I do know that reason had not much to do with it. I did not pick one son over the other, the useless frugal one over the useless, shallow rakish one with the manners of a dance master and the morals of a whore. To tell you the truth, I had preference for neither. To tell you the truth, I did it in pique and I did it for love. I decided for Bathsheba, because once, for a few years of my life, she had made me happy, and no one but Abigail had ever done that.

  I did not like to see her looking so frightened.

  And for once in her life she came in with the truth, egged on by Nathan, who was indeed in terror when he perceived the crisis that was materializing on the day of Adonijah's feast.

  All who'd been summoned by Adonijah were there to attend, and he slew sheep and oxen and fat cattle in abundance by the stone of Zoheleth which is by Enrogel.
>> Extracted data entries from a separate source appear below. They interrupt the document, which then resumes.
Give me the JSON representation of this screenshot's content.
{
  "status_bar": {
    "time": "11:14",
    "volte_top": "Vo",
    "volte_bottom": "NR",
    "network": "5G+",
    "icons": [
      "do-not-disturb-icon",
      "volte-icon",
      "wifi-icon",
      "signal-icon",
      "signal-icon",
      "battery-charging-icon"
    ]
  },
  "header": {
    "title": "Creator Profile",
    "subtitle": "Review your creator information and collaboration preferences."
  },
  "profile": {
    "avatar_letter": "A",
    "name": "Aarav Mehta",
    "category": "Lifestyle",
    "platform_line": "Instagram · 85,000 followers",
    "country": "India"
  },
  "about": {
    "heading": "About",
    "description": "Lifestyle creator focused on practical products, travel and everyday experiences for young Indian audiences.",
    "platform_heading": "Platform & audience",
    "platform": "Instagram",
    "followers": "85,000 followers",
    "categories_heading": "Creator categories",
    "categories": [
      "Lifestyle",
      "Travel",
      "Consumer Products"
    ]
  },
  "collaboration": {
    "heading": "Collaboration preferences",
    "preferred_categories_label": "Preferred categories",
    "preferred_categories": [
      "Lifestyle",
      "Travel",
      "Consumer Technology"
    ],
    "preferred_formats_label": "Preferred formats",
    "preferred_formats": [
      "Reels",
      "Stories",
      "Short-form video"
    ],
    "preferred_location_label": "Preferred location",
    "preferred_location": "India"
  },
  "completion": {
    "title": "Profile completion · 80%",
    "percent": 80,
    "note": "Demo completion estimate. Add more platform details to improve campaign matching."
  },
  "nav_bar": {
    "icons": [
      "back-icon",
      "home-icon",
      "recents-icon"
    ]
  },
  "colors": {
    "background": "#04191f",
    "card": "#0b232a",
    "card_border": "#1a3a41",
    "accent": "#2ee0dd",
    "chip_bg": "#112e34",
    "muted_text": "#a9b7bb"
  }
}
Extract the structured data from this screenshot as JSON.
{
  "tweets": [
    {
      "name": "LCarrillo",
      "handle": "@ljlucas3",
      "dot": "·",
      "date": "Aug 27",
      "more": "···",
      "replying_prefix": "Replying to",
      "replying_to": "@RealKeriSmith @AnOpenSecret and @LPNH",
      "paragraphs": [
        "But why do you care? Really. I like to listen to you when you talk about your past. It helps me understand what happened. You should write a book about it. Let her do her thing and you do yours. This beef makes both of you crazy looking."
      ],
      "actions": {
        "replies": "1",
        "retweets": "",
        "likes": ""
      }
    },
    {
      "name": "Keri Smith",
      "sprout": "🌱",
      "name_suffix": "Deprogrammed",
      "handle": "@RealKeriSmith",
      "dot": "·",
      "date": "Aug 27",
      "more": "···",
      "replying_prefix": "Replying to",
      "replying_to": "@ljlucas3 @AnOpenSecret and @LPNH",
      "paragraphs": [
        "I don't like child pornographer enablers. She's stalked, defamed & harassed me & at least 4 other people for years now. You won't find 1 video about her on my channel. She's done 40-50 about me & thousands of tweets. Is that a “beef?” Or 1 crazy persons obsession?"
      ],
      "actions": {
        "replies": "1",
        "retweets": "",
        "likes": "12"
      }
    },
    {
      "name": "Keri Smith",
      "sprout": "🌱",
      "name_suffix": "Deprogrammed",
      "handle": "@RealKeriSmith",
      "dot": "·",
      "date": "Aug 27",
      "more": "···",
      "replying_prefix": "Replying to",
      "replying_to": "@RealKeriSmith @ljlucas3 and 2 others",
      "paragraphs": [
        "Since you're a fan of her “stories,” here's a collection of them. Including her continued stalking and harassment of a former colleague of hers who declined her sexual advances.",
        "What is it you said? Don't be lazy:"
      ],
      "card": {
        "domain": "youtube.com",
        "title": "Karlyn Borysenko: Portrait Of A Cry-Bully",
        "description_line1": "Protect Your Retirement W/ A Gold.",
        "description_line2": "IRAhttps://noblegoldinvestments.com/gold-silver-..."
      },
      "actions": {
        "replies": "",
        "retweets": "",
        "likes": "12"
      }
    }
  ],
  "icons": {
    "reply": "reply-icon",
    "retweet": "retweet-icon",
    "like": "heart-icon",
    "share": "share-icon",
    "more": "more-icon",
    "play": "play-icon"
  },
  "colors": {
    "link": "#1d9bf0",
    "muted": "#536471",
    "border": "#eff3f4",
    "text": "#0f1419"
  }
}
The long tables were in place, with coverings of purple and cloths of blue, and the tents with stripes of gold and white had been raised. It sounded quite nifty, but you couldn't tell that from Bathsheba's distress. Adonijah had conferred with Joab the son of Zeruiah, and with Abiathar my old priest, both of whom had followed him from the start and were helping him now. But Zadok my young priest, and Nathan the prophet, and Benaiah the son of Jehoiada had not turned to the party of Adonijah, and they had not been invited, nor had any of the mighty men who still belonged to me, for they were not with Adonijah. It was beginning to look like the old guard against the new, with Nathan black-balled because he hadn't jumped aboard. And Adonijah called all his other brethren, all the king's other sons, out to his feast. But Solomon his brother he called not, and this deliberate and portentous omission began to bode grave evil to many. Wherefore Nathan spoke up to Bathsheba that she might save her own life and the life of her son Solomon, and sent her in to see me, instructing her to bow and do obeisance to me and acquaint me with the particulars of the event.